Entrevistamos Francisco Saúte, investigador principal do BOHEMIA em Moçambique, que nos deu a sua opinião sobre o projecto.
Francisco Saúte é diretor científico e diretor de programa da Iniciativa de Eliminação da Malária no Centro de Pesquisa em Saúde Manhiça (CISM), parceiro da BOHEMIA. Antes de ingressar no CISM, ele trabalhou como consultor residente da Iniciativa do Presidente dos EUA em Malária em Angola e Ruanda. Anteriormente, Saúte atuou como diretor do Programa Nacional de Controle da Malária de Moçambique e como chefe da Divisão de Doenças Transmissíveis, e ajudou a coordenar o Sistema Nacional de Vigilância de HIV / AIDS no Ministério da Saúde em Moçambique.
Quando era criança, o que é que queria ser quando fosse grande? Já queria ser cientista?
Na verdade, eu queria ser praticamente tudo! Desde engenheiro ou advogado a médico…
Que pessoa ou situação o inspirou para trabalhar na área da malária?
Surgiu naturalmente quando estava no quarto ano da minha formação em epidemiologia, no Centro de Investigação em Saúde de Manhiça, quando comecei a trabalhar no meu doutoramento. Na altura, comecei a ler imensos artigos científicos e conheci e relacionei-me com alguns dos mais reconhecidos malariologistas do mundo, sendo que a maioria deles me foi apresentada pelo meu supervisor de doutoramento, o Professor Pedro Alonso. Por isso, é justo afirmar que o Professor Pedro Alonso não só me introduziu no mundo da investigação sobre a malária, como também me inspirou para prosseguir e ampliar os meus horizontes nesse campo.

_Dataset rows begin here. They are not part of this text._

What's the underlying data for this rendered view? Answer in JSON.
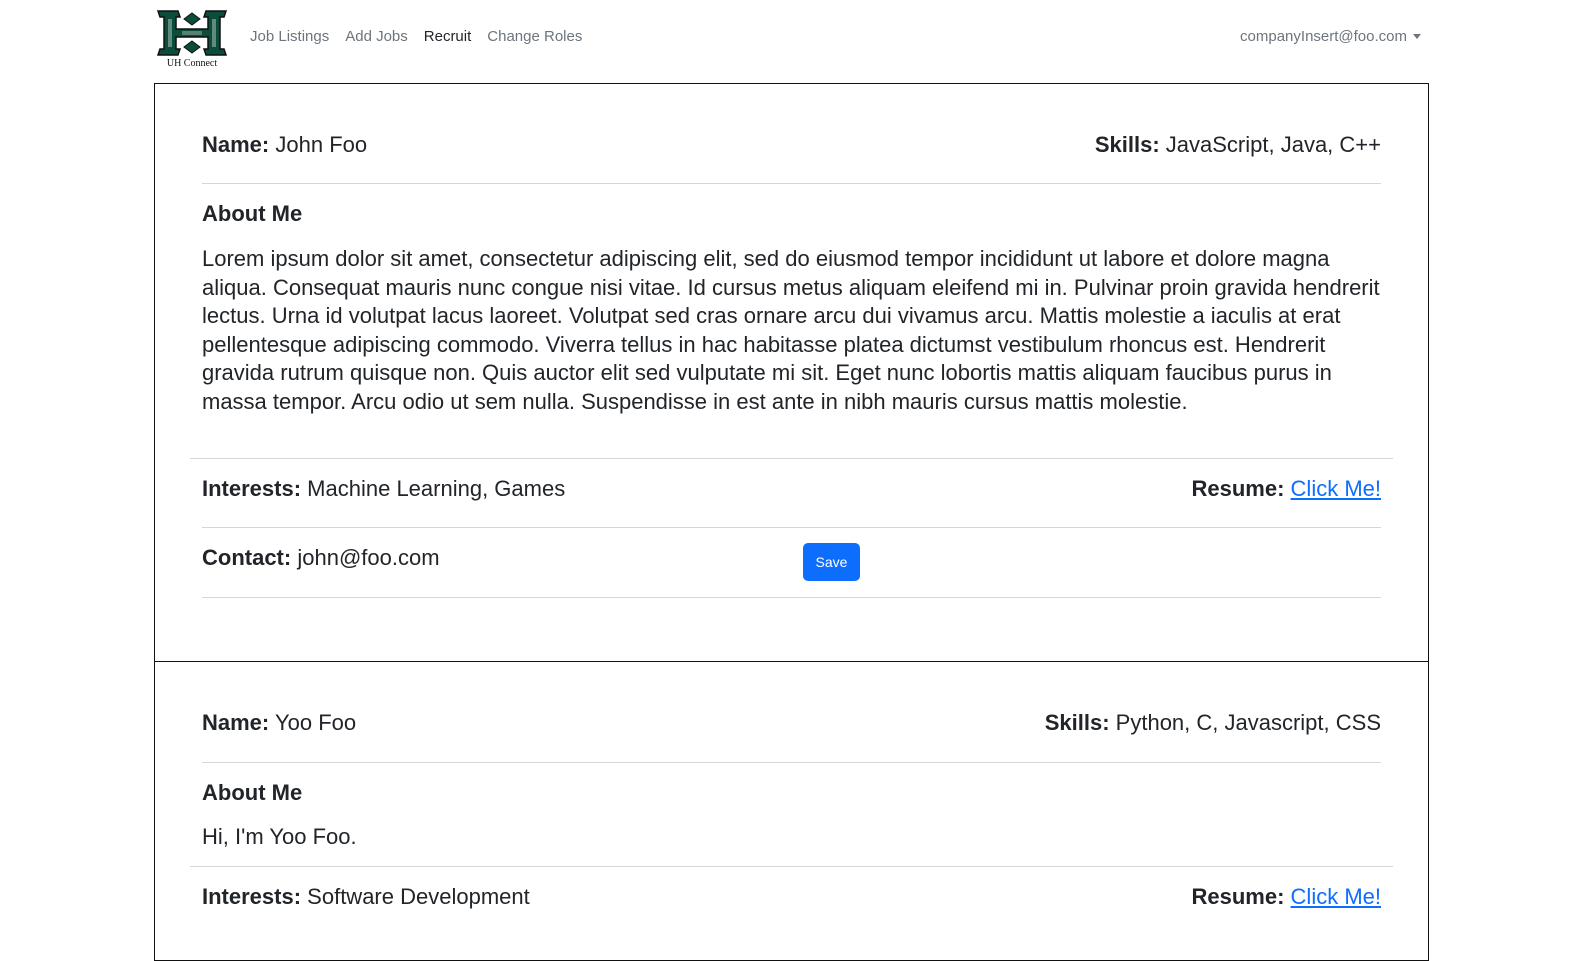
{
  "nav": {
    "brand_caption": "UH Connect",
    "links": [
      "Job Listings",
      "Add Jobs",
      "Recruit",
      "Change Roles"
    ],
    "user_email": "companyInsert@foo.com"
  },
  "labels": {
    "name": "Name:",
    "skills": "Skills:",
    "about": "About Me",
    "interests": "Interests:",
    "resume": "Resume:",
    "contact": "Contact:",
    "resume_link": "Click Me!",
    "save": "Save"
  },
  "profiles": [
    {
      "name": "John Foo",
      "skills": "JavaScript, Java, C++",
      "about": "Lorem ipsum dolor sit amet, consectetur adipiscing elit, sed do eiusmod tempor incididunt ut labore et dolore magna aliqua. Consequat mauris nunc congue nisi vitae. Id cursus metus aliquam eleifend mi in. Pulvinar proin gravida hendrerit lectus. Urna id volutpat lacus laoreet. Volutpat sed cras ornare arcu dui vivamus arcu. Mattis molestie a iaculis at erat pellentesque adipiscing commodo. Viverra tellus in hac habitasse platea dictumst vestibulum rhoncus est. Hendrerit gravida rutrum quisque non. Quis auctor elit sed vulputate mi sit. Eget nunc lobortis mattis aliquam faucibus purus in massa tempor. Arcu odio ut sem nulla. Suspendisse in est ante in nibh mauris cursus mattis molestie.",
      "interests": "Machine Learning, Games",
      "contact": "john@foo.com"
    },
    {
      "name": "Yoo Foo",
      "skills": "Python, C, Javascript, CSS",
      "about": "Hi, I'm Yoo Foo.",
      "interests": "Software Development"
    }
  ],
  "colors": {
    "brand_green": "#0b4d3a",
    "link_blue": "#0d6efd",
    "nav_gray": "#6c757d"
  }
}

Na sua opinião, o que é que falta para avançar no combate à malária, e qual acha que pode ser o papel de BOHEMIA?
Precisamos de ferramentas novas e revolucionárias tanto contra o vetor como contra o parasita. Portanto, se BOHEMIA for bem-sucedido, irá lidar parcialmente com o vetor da equação e, muito provavelmente, contribuir para uma maior eficácia de outras intervenções combinadas de controlo de vetores. Nomeadamente, poderá ajudar a lidar com aqueles vetores que gostam de picar/permanecer no exterior.
Que lições aprendeu de outros projetos em que trabalhou e que podem beneficiar BOHEMIA?
As lições aprendidas com MALTEM, um projeto de 20 milhões de dólares cofinanciado pelo BMGF e pelo LCF, cujo objetivo era avaliar a viabilidade da eliminação da malária numa comunidade rural com uma transmissão da malária baixa ou moderada, através da aplicação de um conjunto de intervenções. Entre elas incluíram-se o controlo de vetores a nível distrital, mediante IRS y LLIN, e quatro campanhas consecutivas de administração massiva de fármacos contra a malária. Os desafios que tivemos de enfrentar para implementar um projeto daquela envergadura têm muitos paralelismos com BOHEMIA. Aliás, MALTEM exigiu começar um novo projeto do zero. E isso significou montar um escritório, constituir uma equipa, reunir informação de base (demográfica, epidemiológica, socioantropológica, etc.), realizar um intenso trabalho de promoção a nível central, provincial, distrital e comunitário; gerir as expectativas de todas as partes envolvidas; já para não falar da própria realização e avaliação das intervenções.
Quando pensa em BOHEMIA, quais são as três palavras que lhe vêm à mente?
Em que sentido? Refere-se a BOHEMIA como palavra, com o seu significado vernáculo, ou está a referir-se a este projeto em concreto? No caso do primeiro, eu diria audácia, loucura e aventura. No caso do segundo, pensaria em determinação, perseverança e inovação.
Acha que enquanto for vivo o seu país vai assistir à erradicação da malária?
Não me parece; a não ser que aconteça algo realmente revolucionário no âmbito do controlo da malária. Por exemplo, se o conceito SERCaP se materializar, em combinação com uma tecnologia genética factível e eficaz e uma vacina eficaz. Caso contrário, vamos continuar a remediar a situação, até ao dia em que as disparidades socioeconómicas comecem a ser menores e se possa lidar com a maioria das doenças relacionadas com a pobreza.